David Tredinnick, MP for Bosworth and staunch advocate of alternative therapies (such as homeopathy) in the House of Commons, is at it again. He has tabled three Early Day Motions proposing that the House welcome the findings of three separate trials of homeopathy that report “positive” results. One of them (a particularly nasty one since it relates to breast cancer, a very serious and life-threatening disease) has already received a proper fisking. One of them is so laughably easy to debunk right from the abstract that I’m going to do so here. (I haven’t read the third yet, but I would be surprised if it’s not similarly nonsensical).
The glaring howler in the paper, Homeopathic Individualized Q-potencies versus Fluoxetine for Moderate to Severe Depression: Double-blind, Randomized Non-inferiority Trial, by U.C. Adler and colleagues at the Faculdade de Medicina de Jundiaí, Homeopathy Graduation Programme, Department of Psychobiology [what's that when it's at home?], Universidade Federal de São Paulo, São Paulo, Brazil, is statistical, and leaps out at the reader right from the abstract.
The authors conducted what is known as a non-inferiority trial. In other words, instead of trying to show that treatment X is superior to treatment Y (or placebo, if it’s a placebo controlled trial), which is the usual course of action, they try to show that treatment X isn’t worse than treatment Y, at least not by a pre-determined margin. These trials are only used when it is ethically difficult to conduct a regular trial, and have many weaknesses, which are detailed here. Funnily enough, this critical appraisal of non-inferiority trials is not cited in Adler et al’s paper. Whoops.
So what is the problem? Well, usually, you take a sample of people, randomise them into two groups, give one group the treatment you’re testing, give one group the comparitive treatment, get the results, and determine whether the results you got could have occurred by chance or whether the results are extreme enough to conclude that your treatment had a greater effect. In this type of study, a superiority trial, two types of error can be made:
- you conclude that there is a difference when in fact there isn’t (false positive)
- you conclude that the two treatments are the same when in fact there is, and your study contained too few subjects to actually detect that difference (false negative)

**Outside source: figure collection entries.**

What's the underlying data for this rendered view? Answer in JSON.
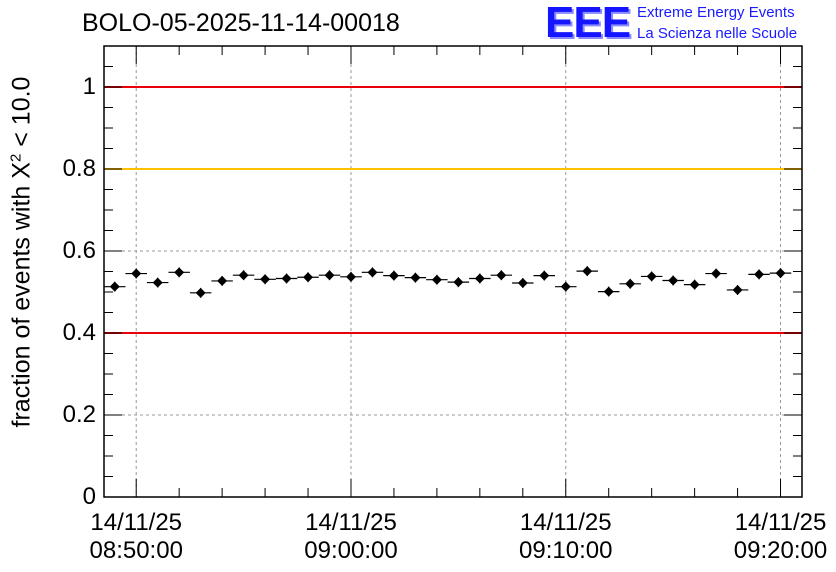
{
  "title": "BOLO-05-2025-11-14-00018",
  "logo": {
    "mark": "EEE",
    "line1": "Extreme Energy Events",
    "line2": "La Scienza nelle Scuole"
  },
  "chart_data": {
    "type": "scatter",
    "title": "BOLO-05-2025-11-14-00018",
    "ylabel_prefix": "fraction of events with ",
    "ylabel_symbol": "X",
    "ylabel_sup": "2",
    "ylabel_suffix": " < 10.0",
    "xlabel": "",
    "x_unit": "minutes since 14/11/25 08:50:00",
    "xlim": [
      -1.5,
      31.0
    ],
    "ylim": [
      0,
      1.1
    ],
    "yticks": [
      {
        "value": 0,
        "label": "0"
      },
      {
        "value": 0.2,
        "label": "0.2"
      },
      {
        "value": 0.4,
        "label": "0.4"
      },
      {
        "value": 0.6,
        "label": "0.6"
      },
      {
        "value": 0.8,
        "label": "0.8"
      },
      {
        "value": 1,
        "label": "1"
      }
    ],
    "xticks": [
      {
        "value": 0,
        "date": "14/11/25",
        "time": "08:50:00"
      },
      {
        "value": 10,
        "date": "14/11/25",
        "time": "09:00:00"
      },
      {
        "value": 20,
        "date": "14/11/25",
        "time": "09:10:00"
      },
      {
        "value": 30,
        "date": "14/11/25",
        "time": "09:20:00"
      }
    ],
    "reference_lines": [
      {
        "value": 1.0,
        "color": "#e8000b"
      },
      {
        "value": 0.8,
        "color": "#ffc000"
      },
      {
        "value": 0.4,
        "color": "#e8000b"
      }
    ],
    "grid": true,
    "bin_width": 1.0,
    "series": [
      {
        "name": "fraction",
        "color": "#000000",
        "x": [
          -1,
          0,
          1,
          2,
          3,
          4,
          5,
          6,
          7,
          8,
          9,
          10,
          11,
          12,
          13,
          14,
          15,
          16,
          17,
          18,
          19,
          20,
          21,
          22,
          23,
          24,
          25,
          26,
          27,
          28,
          29,
          30
        ],
        "values": [
          0.513,
          0.545,
          0.523,
          0.548,
          0.498,
          0.527,
          0.541,
          0.531,
          0.533,
          0.536,
          0.541,
          0.537,
          0.548,
          0.54,
          0.535,
          0.53,
          0.524,
          0.533,
          0.541,
          0.522,
          0.54,
          0.513,
          0.551,
          0.501,
          0.52,
          0.538,
          0.528,
          0.518,
          0.545,
          0.505,
          0.543,
          0.546
        ],
        "errors": [
          0.012,
          0.012,
          0.012,
          0.012,
          0.012,
          0.012,
          0.012,
          0.012,
          0.012,
          0.012,
          0.012,
          0.012,
          0.012,
          0.012,
          0.012,
          0.012,
          0.012,
          0.012,
          0.012,
          0.012,
          0.012,
          0.012,
          0.012,
          0.012,
          0.012,
          0.012,
          0.012,
          0.012,
          0.012,
          0.012,
          0.012,
          0.012
        ]
      }
    ]
  }
}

However, since this is a non-inferiority trial, rather than a regular superiority trial, everything is reversed, because a “successful” trial is one where no significant difference is detected. So here, a type-1 error will lead to a falsely negative conclusion, and a type-2 error will lead to a falsely positive one.

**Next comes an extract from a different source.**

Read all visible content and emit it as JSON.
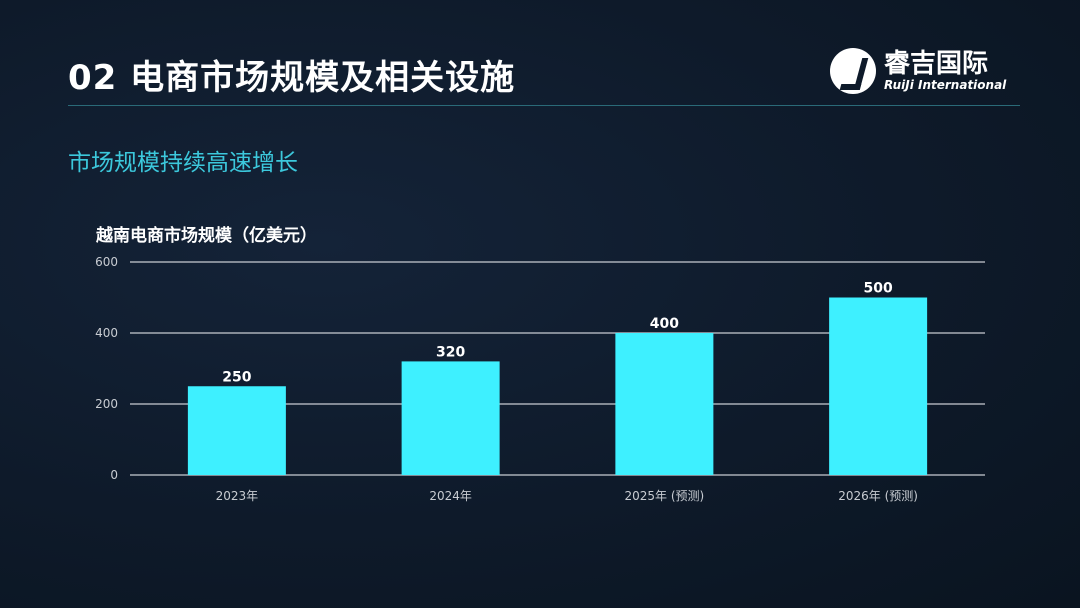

So what’s happened here? Well, the main problem is that only 91 patients are included in the study. That’s a tiny number (though David Tredinnick appears to think otherwise). If this were a regular superiority trial, we would say that the study is underpowered, i.e. if there is a difference between the two groups, the error margins that you put around the statistics you get from the trial are so wide that it’s highly likely that these error margins (more formally known as confidence intervals, or CIs) will overlap, and you don’t get a significant difference. That same principle holds here in the non-inferiority trial, only this time, the trial is erroneously deemed to be “successful” rather than unsuccessful.
The numbers quoted in the abstract should cause alarm bells to ring. Here are the figures:
Non-inferiority of homeopathy was indicated because the upper limit of the confidence interval (CI) for mean difference in MADRS [the scale used in this study for measuring depression] change was less than the non-inferiority margin: mean differences (homeopathy–fluoxetine) were –3.04 (95% CI –6.95, 0.86) and –2.4 (95% CI –6.05, 0.77) at 4th and 8th week, respectively.

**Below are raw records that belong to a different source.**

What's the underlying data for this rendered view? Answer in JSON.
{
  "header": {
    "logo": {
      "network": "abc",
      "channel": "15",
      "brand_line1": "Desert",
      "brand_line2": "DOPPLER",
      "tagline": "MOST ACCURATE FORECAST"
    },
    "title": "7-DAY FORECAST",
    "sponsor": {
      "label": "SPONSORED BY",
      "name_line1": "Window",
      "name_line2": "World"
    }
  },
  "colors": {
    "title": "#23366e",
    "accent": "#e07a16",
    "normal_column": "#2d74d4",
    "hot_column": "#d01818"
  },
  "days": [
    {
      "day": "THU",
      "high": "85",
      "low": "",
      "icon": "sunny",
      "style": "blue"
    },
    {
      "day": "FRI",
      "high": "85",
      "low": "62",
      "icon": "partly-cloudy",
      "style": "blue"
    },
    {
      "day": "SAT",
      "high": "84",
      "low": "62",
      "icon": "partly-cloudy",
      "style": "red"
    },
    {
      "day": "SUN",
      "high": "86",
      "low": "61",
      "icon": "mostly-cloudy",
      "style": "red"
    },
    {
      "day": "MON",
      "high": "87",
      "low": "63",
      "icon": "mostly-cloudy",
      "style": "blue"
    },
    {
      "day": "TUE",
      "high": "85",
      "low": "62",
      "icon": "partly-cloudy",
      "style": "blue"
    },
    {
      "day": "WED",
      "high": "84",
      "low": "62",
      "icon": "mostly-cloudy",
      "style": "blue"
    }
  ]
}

OK, so for there to be no “significant” difference, these confidence intervals should include zero (indicating no difference), which they do. But only just. Statistically speaking, the results are very much borderline, and given the tiny number of people involved in the study, it really is a leap of faith to conclude strongly that homeopathy is not inferior to fluoxetine. In fact, the mean differences appear to be quite large; with no discussion of the plausible range of MADRS scores, or what sort of difference in score constitutes an “improvement”, it’s very hard to tell. But if your error margins are as wide as the expected improvement, then of course you’re going to conclude that there’s no difference, simply because your error margins are too large to detect any.
In summary then, the article reads as follows: “we took a handful of people, gave one lot the standard drug, gave the other lot magic water, the standard drug seemed to work marginally better but because we took so few people, we can’t tell whether there’s any difference between the drug and the magic water, therefore the magic water is not inferior to the drug.” No shit.